Celebrity Beekeepers

These People Had Hives!

Bees seem to fascinate almost everyone. Here are some famous people who have actually kept bees for fun or profit.

Aristotle

Greek philosopher ARISTOTLE was famed for his observations of nature, including bees from his own hives. Though not always perfectly accurate, Aristotle’s observations were for many years the basis of western knowledge about the animal kingdom. In his text A History of Animals Aristotle describes drones and ruler bees (though he calls them kings rather than queens), the order of a hive, and the making of honey.

Sir Edmund Hillary

SIR EDMUND HILLARY‘s father Percival was a journalist who gave up the newspaper business to become a professional beekeeper.

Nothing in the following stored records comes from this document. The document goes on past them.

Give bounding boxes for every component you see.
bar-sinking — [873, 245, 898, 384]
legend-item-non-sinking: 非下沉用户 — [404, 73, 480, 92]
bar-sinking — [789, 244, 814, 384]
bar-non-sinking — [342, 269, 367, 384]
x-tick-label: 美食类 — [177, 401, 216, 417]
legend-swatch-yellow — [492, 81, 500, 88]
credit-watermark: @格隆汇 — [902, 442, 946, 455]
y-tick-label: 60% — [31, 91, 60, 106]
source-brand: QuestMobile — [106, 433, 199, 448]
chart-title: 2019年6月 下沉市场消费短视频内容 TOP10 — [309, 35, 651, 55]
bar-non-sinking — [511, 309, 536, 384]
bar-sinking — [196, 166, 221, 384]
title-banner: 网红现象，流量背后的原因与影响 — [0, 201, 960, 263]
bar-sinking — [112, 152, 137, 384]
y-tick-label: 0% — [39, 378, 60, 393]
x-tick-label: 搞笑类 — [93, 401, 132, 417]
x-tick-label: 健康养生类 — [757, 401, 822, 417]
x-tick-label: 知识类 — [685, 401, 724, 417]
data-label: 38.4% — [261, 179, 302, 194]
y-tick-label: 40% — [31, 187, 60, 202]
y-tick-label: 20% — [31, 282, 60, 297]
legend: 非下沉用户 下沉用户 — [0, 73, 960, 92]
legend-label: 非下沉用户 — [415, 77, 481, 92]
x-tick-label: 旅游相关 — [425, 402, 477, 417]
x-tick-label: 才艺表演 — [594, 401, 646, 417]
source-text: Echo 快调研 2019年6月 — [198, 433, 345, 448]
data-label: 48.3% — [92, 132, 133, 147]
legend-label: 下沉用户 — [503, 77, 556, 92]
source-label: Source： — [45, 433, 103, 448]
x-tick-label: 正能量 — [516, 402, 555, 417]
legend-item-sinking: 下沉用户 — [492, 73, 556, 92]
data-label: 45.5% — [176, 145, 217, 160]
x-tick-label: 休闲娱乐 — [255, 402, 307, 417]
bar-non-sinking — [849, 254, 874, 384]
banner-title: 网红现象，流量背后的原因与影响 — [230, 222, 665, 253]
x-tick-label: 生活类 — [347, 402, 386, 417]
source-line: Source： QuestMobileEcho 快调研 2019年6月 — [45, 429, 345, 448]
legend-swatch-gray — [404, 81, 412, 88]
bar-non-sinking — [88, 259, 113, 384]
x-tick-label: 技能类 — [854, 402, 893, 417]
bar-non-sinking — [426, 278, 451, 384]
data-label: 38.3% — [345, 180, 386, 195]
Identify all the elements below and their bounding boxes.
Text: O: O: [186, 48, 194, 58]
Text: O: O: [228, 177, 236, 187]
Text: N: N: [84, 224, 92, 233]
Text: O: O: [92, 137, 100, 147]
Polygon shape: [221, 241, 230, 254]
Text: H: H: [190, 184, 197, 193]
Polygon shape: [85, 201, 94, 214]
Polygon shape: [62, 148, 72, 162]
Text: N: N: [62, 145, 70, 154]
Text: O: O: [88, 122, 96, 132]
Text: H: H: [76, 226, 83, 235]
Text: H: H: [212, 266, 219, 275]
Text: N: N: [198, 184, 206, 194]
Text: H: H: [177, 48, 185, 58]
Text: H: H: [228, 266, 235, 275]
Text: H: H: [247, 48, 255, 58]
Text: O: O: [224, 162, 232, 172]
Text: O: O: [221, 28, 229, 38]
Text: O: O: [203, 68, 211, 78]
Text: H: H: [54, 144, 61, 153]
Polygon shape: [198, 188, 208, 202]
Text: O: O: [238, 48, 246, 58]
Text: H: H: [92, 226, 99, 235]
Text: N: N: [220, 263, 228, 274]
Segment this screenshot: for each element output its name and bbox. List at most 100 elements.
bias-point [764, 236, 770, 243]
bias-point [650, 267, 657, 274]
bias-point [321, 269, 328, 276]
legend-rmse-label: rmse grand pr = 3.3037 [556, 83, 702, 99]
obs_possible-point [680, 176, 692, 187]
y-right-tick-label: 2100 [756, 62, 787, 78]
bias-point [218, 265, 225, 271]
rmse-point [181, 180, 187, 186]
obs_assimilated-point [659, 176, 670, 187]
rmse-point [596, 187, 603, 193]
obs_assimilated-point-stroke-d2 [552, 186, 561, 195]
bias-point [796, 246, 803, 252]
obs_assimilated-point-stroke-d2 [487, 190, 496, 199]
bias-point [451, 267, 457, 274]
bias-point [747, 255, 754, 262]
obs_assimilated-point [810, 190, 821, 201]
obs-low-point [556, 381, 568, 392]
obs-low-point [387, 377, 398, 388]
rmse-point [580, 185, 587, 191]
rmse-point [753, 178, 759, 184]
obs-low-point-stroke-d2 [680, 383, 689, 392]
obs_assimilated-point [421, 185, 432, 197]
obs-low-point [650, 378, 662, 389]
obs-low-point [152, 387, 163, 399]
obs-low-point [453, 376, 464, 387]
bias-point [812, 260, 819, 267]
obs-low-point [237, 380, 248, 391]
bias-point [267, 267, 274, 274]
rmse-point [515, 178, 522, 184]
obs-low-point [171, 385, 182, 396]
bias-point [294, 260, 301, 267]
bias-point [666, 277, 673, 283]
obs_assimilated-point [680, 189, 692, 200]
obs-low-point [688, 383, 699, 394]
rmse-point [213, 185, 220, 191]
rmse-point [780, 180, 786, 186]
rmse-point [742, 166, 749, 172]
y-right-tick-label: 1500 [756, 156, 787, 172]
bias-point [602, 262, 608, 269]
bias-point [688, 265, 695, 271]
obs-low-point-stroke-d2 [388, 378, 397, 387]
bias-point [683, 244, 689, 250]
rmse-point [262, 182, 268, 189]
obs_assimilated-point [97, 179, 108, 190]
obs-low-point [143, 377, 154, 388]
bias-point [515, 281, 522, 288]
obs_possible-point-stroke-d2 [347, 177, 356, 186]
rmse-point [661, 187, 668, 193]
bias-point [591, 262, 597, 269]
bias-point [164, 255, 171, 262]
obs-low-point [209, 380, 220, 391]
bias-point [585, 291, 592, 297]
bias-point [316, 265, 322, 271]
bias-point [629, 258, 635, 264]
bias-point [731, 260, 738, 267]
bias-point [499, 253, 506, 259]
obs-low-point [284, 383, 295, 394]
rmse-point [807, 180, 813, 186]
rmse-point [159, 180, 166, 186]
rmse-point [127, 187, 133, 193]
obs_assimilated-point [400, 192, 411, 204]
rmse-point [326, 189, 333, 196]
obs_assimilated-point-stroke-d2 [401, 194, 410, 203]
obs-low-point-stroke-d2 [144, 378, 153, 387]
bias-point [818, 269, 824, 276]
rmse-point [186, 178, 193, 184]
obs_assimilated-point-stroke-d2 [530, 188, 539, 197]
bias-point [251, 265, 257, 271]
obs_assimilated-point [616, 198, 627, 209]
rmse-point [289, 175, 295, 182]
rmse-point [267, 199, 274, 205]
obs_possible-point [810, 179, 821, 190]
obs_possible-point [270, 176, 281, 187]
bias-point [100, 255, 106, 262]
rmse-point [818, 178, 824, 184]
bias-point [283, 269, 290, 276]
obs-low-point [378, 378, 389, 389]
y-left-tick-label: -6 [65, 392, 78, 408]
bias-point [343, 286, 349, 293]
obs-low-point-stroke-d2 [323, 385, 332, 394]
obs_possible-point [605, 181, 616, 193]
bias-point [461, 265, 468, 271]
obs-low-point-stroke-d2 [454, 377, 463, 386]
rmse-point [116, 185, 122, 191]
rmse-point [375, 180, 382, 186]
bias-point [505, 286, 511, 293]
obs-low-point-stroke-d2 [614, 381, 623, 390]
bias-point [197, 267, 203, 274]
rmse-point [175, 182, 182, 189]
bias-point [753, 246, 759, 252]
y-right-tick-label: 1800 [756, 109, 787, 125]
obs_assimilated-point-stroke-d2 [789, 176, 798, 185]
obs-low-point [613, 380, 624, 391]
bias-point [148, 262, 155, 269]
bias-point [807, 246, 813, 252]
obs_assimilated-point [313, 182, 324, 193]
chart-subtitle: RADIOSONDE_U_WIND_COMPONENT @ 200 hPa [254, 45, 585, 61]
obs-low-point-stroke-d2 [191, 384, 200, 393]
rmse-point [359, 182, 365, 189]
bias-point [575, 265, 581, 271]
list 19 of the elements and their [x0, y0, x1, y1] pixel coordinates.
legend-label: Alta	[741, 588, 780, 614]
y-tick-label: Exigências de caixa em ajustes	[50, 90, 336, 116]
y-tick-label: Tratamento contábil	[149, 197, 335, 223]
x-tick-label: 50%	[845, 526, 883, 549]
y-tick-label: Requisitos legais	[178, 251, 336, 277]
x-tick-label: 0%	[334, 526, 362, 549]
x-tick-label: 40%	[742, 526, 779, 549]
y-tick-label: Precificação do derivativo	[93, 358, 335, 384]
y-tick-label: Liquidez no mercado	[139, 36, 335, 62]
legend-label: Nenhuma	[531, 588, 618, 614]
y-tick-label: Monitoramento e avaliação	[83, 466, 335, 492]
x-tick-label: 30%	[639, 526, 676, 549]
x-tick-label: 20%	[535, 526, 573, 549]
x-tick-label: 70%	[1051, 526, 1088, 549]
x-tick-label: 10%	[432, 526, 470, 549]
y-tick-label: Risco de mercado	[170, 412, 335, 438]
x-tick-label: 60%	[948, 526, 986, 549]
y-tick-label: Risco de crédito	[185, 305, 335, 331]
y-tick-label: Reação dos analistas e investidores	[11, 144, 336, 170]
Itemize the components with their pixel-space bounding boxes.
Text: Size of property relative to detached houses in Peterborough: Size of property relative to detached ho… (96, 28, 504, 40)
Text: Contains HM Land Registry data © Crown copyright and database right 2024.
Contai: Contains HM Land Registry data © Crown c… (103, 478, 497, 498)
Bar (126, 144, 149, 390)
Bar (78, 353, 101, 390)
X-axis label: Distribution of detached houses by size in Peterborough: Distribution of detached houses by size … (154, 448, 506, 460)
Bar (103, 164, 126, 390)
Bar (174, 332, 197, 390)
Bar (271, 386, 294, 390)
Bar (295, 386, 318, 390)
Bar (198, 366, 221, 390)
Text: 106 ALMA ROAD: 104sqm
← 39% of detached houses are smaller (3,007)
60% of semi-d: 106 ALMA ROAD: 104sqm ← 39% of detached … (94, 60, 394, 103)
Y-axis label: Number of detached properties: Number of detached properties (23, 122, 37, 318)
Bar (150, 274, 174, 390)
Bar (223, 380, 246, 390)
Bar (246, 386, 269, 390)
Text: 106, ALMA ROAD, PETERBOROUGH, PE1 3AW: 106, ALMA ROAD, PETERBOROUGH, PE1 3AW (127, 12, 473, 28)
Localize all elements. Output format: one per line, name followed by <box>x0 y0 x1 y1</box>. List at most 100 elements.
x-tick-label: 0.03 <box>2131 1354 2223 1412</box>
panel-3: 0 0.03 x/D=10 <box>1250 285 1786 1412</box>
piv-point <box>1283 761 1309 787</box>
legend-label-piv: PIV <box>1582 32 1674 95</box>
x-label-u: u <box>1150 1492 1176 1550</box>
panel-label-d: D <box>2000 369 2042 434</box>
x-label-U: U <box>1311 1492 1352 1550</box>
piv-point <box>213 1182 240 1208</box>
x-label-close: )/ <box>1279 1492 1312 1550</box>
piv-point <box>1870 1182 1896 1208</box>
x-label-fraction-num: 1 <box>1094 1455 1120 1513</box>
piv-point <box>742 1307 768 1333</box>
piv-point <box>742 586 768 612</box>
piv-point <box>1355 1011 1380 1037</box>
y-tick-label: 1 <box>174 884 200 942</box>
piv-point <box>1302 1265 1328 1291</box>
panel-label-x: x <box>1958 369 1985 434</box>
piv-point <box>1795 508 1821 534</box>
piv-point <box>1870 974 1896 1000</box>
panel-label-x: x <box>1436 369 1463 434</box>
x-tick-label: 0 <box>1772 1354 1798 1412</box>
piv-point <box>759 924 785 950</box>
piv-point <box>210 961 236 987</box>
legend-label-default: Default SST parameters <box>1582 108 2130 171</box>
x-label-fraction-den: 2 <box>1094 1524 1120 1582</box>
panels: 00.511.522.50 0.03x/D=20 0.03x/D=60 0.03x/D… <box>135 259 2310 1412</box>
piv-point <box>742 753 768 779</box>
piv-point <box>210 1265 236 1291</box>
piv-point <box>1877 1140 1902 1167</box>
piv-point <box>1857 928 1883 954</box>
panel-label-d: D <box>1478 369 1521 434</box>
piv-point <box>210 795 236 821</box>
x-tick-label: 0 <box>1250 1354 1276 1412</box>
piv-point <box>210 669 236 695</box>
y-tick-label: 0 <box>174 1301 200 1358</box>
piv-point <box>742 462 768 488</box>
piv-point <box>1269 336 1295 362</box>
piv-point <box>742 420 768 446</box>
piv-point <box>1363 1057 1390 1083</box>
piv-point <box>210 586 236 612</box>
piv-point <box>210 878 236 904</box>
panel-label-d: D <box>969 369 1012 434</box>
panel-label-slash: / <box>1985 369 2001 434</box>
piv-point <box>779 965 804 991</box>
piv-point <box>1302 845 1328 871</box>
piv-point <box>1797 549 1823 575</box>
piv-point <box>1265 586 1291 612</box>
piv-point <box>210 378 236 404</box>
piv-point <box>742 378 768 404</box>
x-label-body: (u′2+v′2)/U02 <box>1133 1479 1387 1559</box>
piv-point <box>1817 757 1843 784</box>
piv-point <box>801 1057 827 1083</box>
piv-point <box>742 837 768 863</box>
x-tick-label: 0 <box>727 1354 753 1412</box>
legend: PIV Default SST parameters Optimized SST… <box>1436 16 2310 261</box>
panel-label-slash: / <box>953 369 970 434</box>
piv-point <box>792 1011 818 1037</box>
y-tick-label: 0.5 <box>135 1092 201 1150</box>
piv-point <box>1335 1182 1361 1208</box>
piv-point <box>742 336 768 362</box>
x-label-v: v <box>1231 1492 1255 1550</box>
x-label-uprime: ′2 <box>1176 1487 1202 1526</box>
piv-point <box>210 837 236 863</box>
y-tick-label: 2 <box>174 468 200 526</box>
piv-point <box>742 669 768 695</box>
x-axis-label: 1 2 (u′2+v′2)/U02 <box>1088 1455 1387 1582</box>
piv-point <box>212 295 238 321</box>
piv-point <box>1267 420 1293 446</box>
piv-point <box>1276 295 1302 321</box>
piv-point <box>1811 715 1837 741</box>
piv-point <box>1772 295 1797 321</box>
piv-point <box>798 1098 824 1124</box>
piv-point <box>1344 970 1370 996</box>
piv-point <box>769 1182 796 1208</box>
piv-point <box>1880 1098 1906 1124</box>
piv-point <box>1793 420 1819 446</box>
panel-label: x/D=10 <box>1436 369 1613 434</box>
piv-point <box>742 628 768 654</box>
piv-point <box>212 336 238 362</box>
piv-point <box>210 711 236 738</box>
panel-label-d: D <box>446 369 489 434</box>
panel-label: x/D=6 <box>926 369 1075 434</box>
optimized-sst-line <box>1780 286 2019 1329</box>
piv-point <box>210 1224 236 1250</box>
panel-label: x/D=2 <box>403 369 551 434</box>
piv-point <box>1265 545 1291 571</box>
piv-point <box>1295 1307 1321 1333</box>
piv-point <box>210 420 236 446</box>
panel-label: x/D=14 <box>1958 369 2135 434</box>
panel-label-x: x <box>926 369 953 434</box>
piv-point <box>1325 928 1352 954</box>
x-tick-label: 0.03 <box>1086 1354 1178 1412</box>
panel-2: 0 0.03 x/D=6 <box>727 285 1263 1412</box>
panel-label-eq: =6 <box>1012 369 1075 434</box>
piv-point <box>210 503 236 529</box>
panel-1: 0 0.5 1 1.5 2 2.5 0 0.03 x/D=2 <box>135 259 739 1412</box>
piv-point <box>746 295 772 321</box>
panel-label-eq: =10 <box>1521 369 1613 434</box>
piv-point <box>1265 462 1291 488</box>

His sons joined Percival in the family business, but a passion for mountaineering claimed ever more of Edmund’s time. After becoming the first man to conquer Mount Everest, Edmund Hillary gave up beekeeping entirely in favor of further explorations and advocacy for the Sherpas, the people of his Everest climbing partner Tensing Norgay.

Henry Fonda

Actor HENRY FONDA was an amateur beekeeper who reportedly gave friends jars labelled “Henry’s Honey.” The beekeeping connection was reinforced when Fonda’s son Peter won an Academy Award nomination for playing a beekeeper in the 1997 movie Ulee’s Gold. In an interview that year with the Toronto Sun, Peter Fonda reported “My dad kept a few hives… He had been a boy scout and an eagle scout and a scout master — as an eagle scout he had all the badges, one of them was for beekeeping… He had the veil, the whole beekeeper outfit.”

Martha Stewart

Lifestyle expert and media mogul MARTHA STEWART says she’s been keeping bees since the 1970s. Not only do they enhance the flowers and fruit trees in her garden, they make honey, and that’s a good thing. Stewart advises her readers to put the hives in the back of the yard, “away from young children and domestic animals,” to “avoid wearing perfume” and, if it’s your first time working with bees, to “get an expert’s help.”

Sherlock Holmes

According to Sir Arthur Conan Doyle, fictional detectiveSHERLOCK HOLMES retired to Sussex, England and amused himself by keeping bees. In His Last Bow (1917), Holmes’s friend Dr. Watson tells him “We heard of you as living the life of a hermit among your bees and your books in a small farm upon the South Downs.” In reply Holmes shows off a book he has authored, Practical Handbook of Bee Culture, with Some Observations upon the Segregation of the Queen, saying, “Behold the fruit of pensive nights and laborious days when I watched the little working gangs as once I watched the criminal world of London.”

Alexander the Great

Honorable Mention: Aristotle’s pupil ALEXANDER THE GREAT didn’t keep bees, but he ended up having a close relationship with honey. After his death in Babylon during a military campaign, Alexander’s body was placed in a gold coffin filled with honey for return to Macedon. The body was intercepted by Alexander’s old friend Ptolemy, who took it to Alexandria, Egypt, where it was eventually entombed.